In August, Harvey made landfall in Texas as category-4 hurricane. It was the first major hurricane to hit the United States since Wilma in 2005. It was also the wettest storm on record, dumping more than 50 inches of rain in southeastern Texas. This extreme precipitation caused catastrophic flooding in the Houston area.

Hurricane Irma maintained category-5 strength winds for 37 hours before making landfall as a category-4 storm in the Florida Keys. Measuring about 425 miles in diameter, Irma was wider than the Florida peninsula and its effects were felt across the entire Sunshine state in early September.

Just two weeks later, Hurricane Maria devastated Puerto Rico. It was the third category-four hurricane to hit the US, or one of its territories, in less than a month. In 166 years of record keeping, that never happened before.

Causing so much destruction, Harvey, Irma, and Maria will likely be retired from the World Meteorological Organization’s list of storm names.

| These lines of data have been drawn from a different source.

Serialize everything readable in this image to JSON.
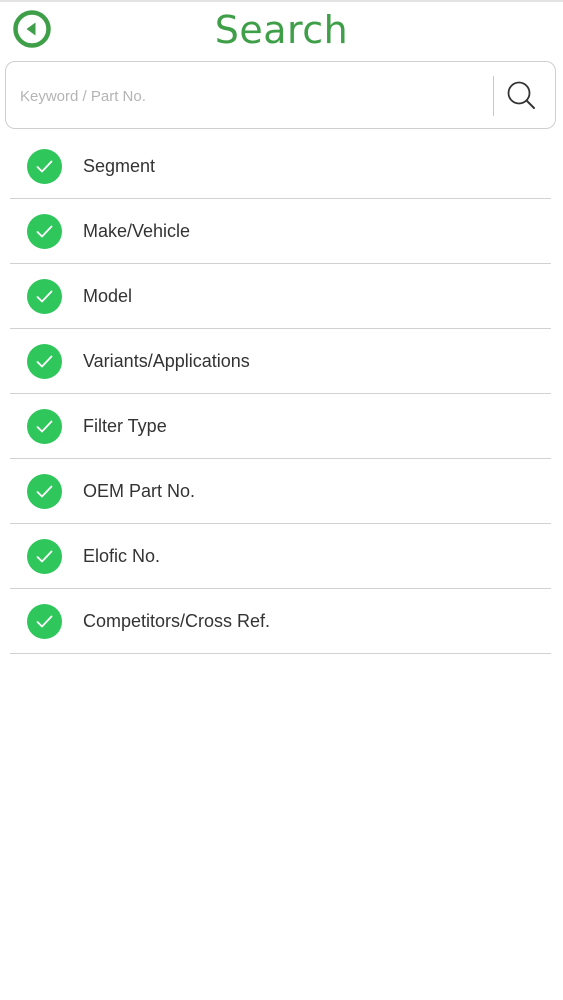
{
  "header": {
    "title": "Search",
    "back_icon": "back-arrow-circle-icon",
    "accent_color": "#3f9f48"
  },
  "search": {
    "placeholder": "Keyword / Part No.",
    "value": "",
    "button_icon": "search-icon"
  },
  "filters": {
    "check_color": "#2fc65c",
    "items": [
      {
        "label": "Segment",
        "checked": true
      },
      {
        "label": "Make/Vehicle",
        "checked": true
      },
      {
        "label": "Model",
        "checked": true
      },
      {
        "label": "Variants/Applications",
        "checked": true
      },
      {
        "label": "Filter Type",
        "checked": true
      },
      {
        "label": "OEM Part No.",
        "checked": true
      },
      {
        "label": "Elofic No.",
        "checked": true
      },
      {
        "label": "Competitors/Cross Ref.",
        "checked": true
      }
    ]
  }
}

This active hurricane season was largely the result of above-average sea surface temperatures in the Atlantic and ENSO neutral to cool La Niña conditions in the Pacific. With warm water to fuel storms coupled with reduced wind shear across the Gulf of Mexico, tropical development in the Atlantic basin was essentially unhindered.

In terms of economic impact, ENKI Operations, a private research firm, estimates the property damage, clean up costs, and lost business productivity from this year’s storms to be $206 billion. That would make 2017 the costliest hurricane season on record for the US. The official tally from NOAA will not be available until early 2018.